Let's look at what career pathing is, explore the benefits, and discuss how to start.

What is career pathing?

Career pathing is a sequence of jobs an employee plans to attain during their time at an organization. The path maps out roles, skills, and competencies needed to attain each job.

Managers should sit down with each employee and map out where they would like to be in the future.

Benefits of career pathing

Career pathing may take some time to get started at your company, but can have several benefits, including:

  • Employee engagement: Employees will feel more engaged when they can grow and learn new skills.
  • Employee retention: Retain more employees by showing that the organization has a plan for movement and growth.
  • Address employee skill gaps: Employees who realize their potential career paths gain valuable insights into several areas of their performance, including existing skills and competency gaps they should address prior to the next step in their career.
  • Succession planning: Retained employees will have the experience they've gained by learning new skills and could then have opportunities to apply for openings within the company when other employees leave.
  • Strong understanding of cross-functional teams: When employees shift into new roles or departments, they gain a wider understanding of how individual parts of the business can be better aligned with the overall organization's goals.

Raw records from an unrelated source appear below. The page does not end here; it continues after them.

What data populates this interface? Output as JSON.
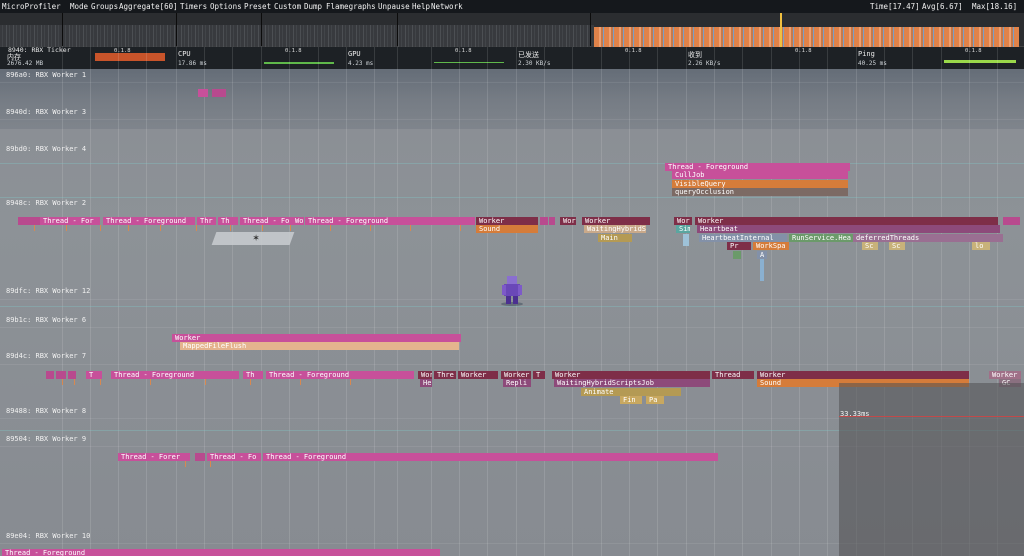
{
  "menu": {
    "title": "MicroProfiler",
    "items": [
      "Mode",
      "Groups",
      "Aggregate[60]",
      "Timers",
      "Options",
      "Preset",
      "Custom",
      "Dump",
      "Flamegraphs",
      "Unpause",
      "Help",
      "Network"
    ],
    "time": "Time[17.47]",
    "avg": "Avg[6.67]",
    "max": "Max[18.16]"
  },
  "stats": {
    "memory": {
      "label": "内存",
      "value": "2676.42 MB"
    },
    "cpu": {
      "label": "CPU",
      "value": "17.86 ms"
    },
    "gpu": {
      "label": "GPU",
      "value": "4.23 ms"
    },
    "sent": {
      "label": "已发送",
      "value": "2.30 KB/s"
    },
    "received": {
      "label": "收到",
      "value": "2.26 KB/s"
    },
    "ping": {
      "label": "Ping",
      "value": "40.25 ms"
    },
    "ticker": "8940: RBX Ticker"
  },
  "ticks": {
    "label": "0.1.8"
  },
  "threads": [
    {
      "label": "896a0: RBX Worker 1"
    },
    {
      "label": "8940d: RBX Worker 3"
    },
    {
      "label": "89bd0: RBX Worker 4"
    },
    {
      "label": "8948c: RBX Worker 2"
    },
    {
      "label": "89dfc: RBX Worker 12"
    },
    {
      "label": "89b1c: RBX Worker 6"
    },
    {
      "label": "89d4c: RBX Worker 7"
    },
    {
      "label": "89488: RBX Worker 8"
    },
    {
      "label": "89504: RBX Worker 9"
    },
    {
      "label": "89e04: RBX Worker 10"
    }
  ],
  "bars": {
    "w4_thread_foreground": "Thread - Foreground",
    "w4_culljob": "CullJob",
    "w4_visiblequery": "VisibleQuery",
    "w4_queryocclusion": "queryOcclusion",
    "w2_thread_for": "Thread - For",
    "w2_thread_foreground": "Thread - Foreground",
    "w2_thr": "Thr",
    "w2_th": "Th",
    "w2_thread_fo": "Thread - Fo",
    "w2_wo": "Wo",
    "w2_thread_foreground2": "Thread - Foreground",
    "w2_worker": "Worker",
    "w2_sound": "Sound",
    "w2_wor": "Wor",
    "w2_worker2": "Worker",
    "w2_waitinghybrids": "WaitingHybridS",
    "w2_main": "Main",
    "w2_wor2": "Wor",
    "w2_sim": "Sim",
    "w2_worker3": "Worker",
    "w2_heartbeat": "Heartbeat",
    "w2_heartbeatinternal": "HeartbeatInternal",
    "w2_runservice": "RunService.Hea",
    "w2_deferredthreads": "deferredThreads",
    "w2_pr": "Pr",
    "w2_workspa": "WorkSpa",
    "w2_a": "A",
    "w2_sc": "Sc",
    "w2_sc2": "Sc",
    "w2_lo": "lo",
    "w6_worker": "Worker",
    "w6_mappedfileflush": "MappedFileFlush",
    "w7_t": "T",
    "w7_thread_foreground": "Thread - Foreground",
    "w7_th": "Th",
    "w7_thread_foreground2": "Thread - Foreground",
    "w7_wor": "Wor",
    "w7_he": "He",
    "w7_thre": "Thre",
    "w7_worker": "Worker",
    "w7_worker2": "Worker",
    "w7_t2": "T",
    "w7_repli": "Repli",
    "w7_worker3": "Worker",
    "w7_waitinghybrid": "WaitingHybridScriptsJob",
    "w7_animate": "Animate",
    "w7_fin": "Fin",
    "w7_pa": "Pa",
    "w7_thread": "Thread",
    "w7_worker4": "Worker",
    "w7_sound": "Sound",
    "w7_worker5": "Worker",
    "w7_gc": "GC",
    "w9_thread_forer": "Thread - Forer",
    "w9_thread_fo": "Thread - Fo",
    "w9_thread_foreground": "Thread - Foreground",
    "w10_thread_foreground": "Thread - Foreground"
  },
  "ms_label": "33.33ms",
  "colors": {
    "menu_bg": "#15181c",
    "bar_pink": "#c7509a",
    "bar_orange": "#d57c3a",
    "frame_orange": "#e0834a"
  }
}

Types of career growth: Career lattice vs. ladder

Growing a career within a company usually occurs in one of two ways: ladder career growth or lattice career growth.

Ladder: This narrower, vertical view focuses primarily on getting a promotion, so the employee can attain the next job title.

Many refer to it as a ladder because it only goes up, but it could also be envisioned as a pyramid with many people at the bottom and fewer and fewer as it goes higher up.

Lattice: The lattice is the horizontal career growth path that broadens knowledge and creates value for the employee.

A horizontal move doesn't always correlate to higher status. Most often a move across the career lattice means transferring to a different department where the employee widens their skillset by learning new skills and reskilling their existing ones.

BizLibrary can work with you to develop a training program to focus on employee reskilling and upskilling, so they can continue to grow in their careers, vertically or horizontally. As an L&D professional, utilizing learning initiatives allows administrators to easily build and manage curriculums for new hire onboarding or for veterans to brush up on new skills. Learning initiatives track progress and create learning plans and structured programs for employees.

Creating opportunity for career growth in your organization

Upskilling and reskilling are the keys to employee growth. Each employee's career path may look different, but the steps to starting are all the same.

  1. Create an organizational chart of all company positions.
  2. Write job descriptions for each role in the roadmap. The job descriptions should include the role's responsibilities, the skills needed, and the job requirements.
  3. Define KPIs. Determine how success in the role will be measured, as well as what projects will need to be completed before moving into the next role.
  4. Incorporate L&D. Learning and development teams should be included in creating career growth opportunities. These initiatives could include identifying key training and career development opportunities, helping build emotional intelligence, improving soft skills, increasing job-specific performance, helping create coaches and coachability, and improving leadership and management skills.

Inform employees of career growth options

Once your organization's potential career paths have been created, work on upskilling and reskilling your organization and encourage managers to talk to their employees about possible growth opportunities. A great time to do so is during employee-manager one-on-ones.

Managers should ask employees questions such as, "Where do you see yourself in a year? In five?" Encourage managers to talk with their team members about any short-term goals they have as well, look at the career paths available, and create a roadmap.

Using career growth opportunities for recruiting and hiring

Having potential career paths outlined helps attract talented employees. They will be more interested and engaged from the start if they know there are options for movement and growth within your company. Employees who don't see growth potential will choose to work for other organizations that offer this benefit. Career paths can help employees envision a long-term career within your organization.